All The Little Phrases Say, "Here I Am!"

Topical Information

The purpose of this project is to test your ability to use files, strings, classes, and operator overloading effectively in program design.

Program Information

Create a program to build a concordance from a file specified by the user. In essence, a concordance is like an index of all words used in a document. Once a concordance is built, we can of course use it to speed searching a document for keywords. But we can also use it to study the use of words within different contexts (useful in linguistics).

To be useful, a concordance would not include trivial words like articles (a, an, the) — as these would just get in the way of studying keywords. In addition, the concordance might even contain references to common phrases used within the document.

Your concordance should provide the following capabilities in a nice menu-driven interface:

Allow the user to indicate what words are to be considered trivial (at least entering new words and possibly removing words no longer considered trivial).
Build the concordance index on the user's file. If an index already exists, ask if they want to rebuild it. The concordance should include line numbers and position within the line for each occurrence of each word not in the trivial words list. Use a minimal amount of space by grouping all the occurrence information about a word with a single copy of that word.
Search for words using the concordance. Report to the user the locations the word is found within the document and offer ~20 surrounding characters of context to give them a better idea of what they've found. (Surrounding context should be allowed to have wrapped across line boundaries — but don't display it on multiple lines.)
Give a statistical summary of what words occurred most frequently. Report both the frequency of the words and the percentage of the text made up of the words. (Does the percentage account for trivial words?) Default the list to the top 5 most frequent words but allow the user to specify a different number either when this option is chosen or through an 'Options' menu setting.

Tip: Perhaps a map data structure would be of use here? Mapping words to lists of page/line/position references? *shrug*

This assignment is (Level 6).

Options

Add (Level 3) to include 2-word 'phrases' in your concordance index. Of course, make sure they can then search for these 2-word phrases... (Be careful how you handle the trivial words in this context!) (Also watch for 2-word phrases which cross line boundaries...but not paragraph boundaries; those words would be from separate concepts and not to be considered part of a common phrase.) (Can you imagine if both those weird circumstances happened at once?!)

I'd recommend that you keep the 1-word concordance index in a separate file from the 2-word concordance index. They are separate conceptually, after all; why not separate them physically? Maybe document.name--1.word.ndx and document.name--2.word.ndx or some such clever file names...

In fact, can you build the 2-word concordance from the 1-word index somehow? That should be faster than re-processing the whole document. It might even take account of those weird fringe issues mentioned above...*hmm*

When doing the most frequent list, give separate lists for single words and 2-word phrases.
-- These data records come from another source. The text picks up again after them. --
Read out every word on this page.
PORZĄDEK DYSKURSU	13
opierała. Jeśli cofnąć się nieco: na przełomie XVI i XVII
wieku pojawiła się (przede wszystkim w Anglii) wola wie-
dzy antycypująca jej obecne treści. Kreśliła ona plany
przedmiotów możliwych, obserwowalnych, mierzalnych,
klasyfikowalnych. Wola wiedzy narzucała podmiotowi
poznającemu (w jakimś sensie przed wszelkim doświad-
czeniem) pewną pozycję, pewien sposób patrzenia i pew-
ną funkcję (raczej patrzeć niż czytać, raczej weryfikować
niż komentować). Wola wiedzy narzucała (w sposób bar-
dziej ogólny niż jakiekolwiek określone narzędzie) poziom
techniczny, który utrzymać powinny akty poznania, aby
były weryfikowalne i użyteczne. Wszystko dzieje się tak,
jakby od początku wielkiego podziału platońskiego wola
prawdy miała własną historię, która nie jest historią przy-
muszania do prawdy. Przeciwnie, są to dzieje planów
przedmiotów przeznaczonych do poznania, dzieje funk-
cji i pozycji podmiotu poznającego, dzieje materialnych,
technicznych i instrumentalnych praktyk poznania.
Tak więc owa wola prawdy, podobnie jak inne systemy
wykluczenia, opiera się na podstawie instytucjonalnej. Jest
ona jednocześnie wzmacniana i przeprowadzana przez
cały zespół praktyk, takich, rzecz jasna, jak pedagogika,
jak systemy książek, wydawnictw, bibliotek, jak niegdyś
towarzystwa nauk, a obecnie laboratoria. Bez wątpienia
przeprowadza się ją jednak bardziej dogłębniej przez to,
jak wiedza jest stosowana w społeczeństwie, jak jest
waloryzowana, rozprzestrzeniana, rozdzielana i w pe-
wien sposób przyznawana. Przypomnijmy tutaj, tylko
In fact, add another (Level 2) to add a menu 'option' to change the maximum phrase length to use in the concordance. All phrase lengths up to and including the user's specified maximum length should be included in the concordance index for later searching. (Like with the 2-word concordance index, keep the index file for each phrase length as a separate file. Try to justify the numbering within the file name — 0-filled and right-justified with an appropriate width based on the maximum phrase length. Perhaps you can even utilizing the smaller phrases to build the new index somehow.)
Add (Level 2) to make searches case insensitive. In fact, this would make an ideal option for that 'Options' [sub]menu.
Add (Level 2) to manage all these configuration issues in an actual Options sub-menu: amount of context when displaying search results; case sensitivity when performing searches; number of most frequent items for each phrase length category; maximum phrase length to concord in index; and any other items you think should be generally configurable. (Note: The trivial words list probably merits its own sub-menu since they can add words to it; view it; and probably remove words from it.)

When the program is exiting, save the configuration to a file specific to this project. (Even though the trivial words list has its own sub-menu, it should be saved with the other configuration options for this project.) When they next mention using a particular document, look for and load this configuration information so they are ready to pick up where they left off.
Add (Level 4) to add a menu selection to rebuild a document from its concordance. And, of course, implement this feature. (Don't let the loss of articles and other trivial words worry you. This loss is expected and can be fixed by forensic linguists — given the trivial words list, of course.)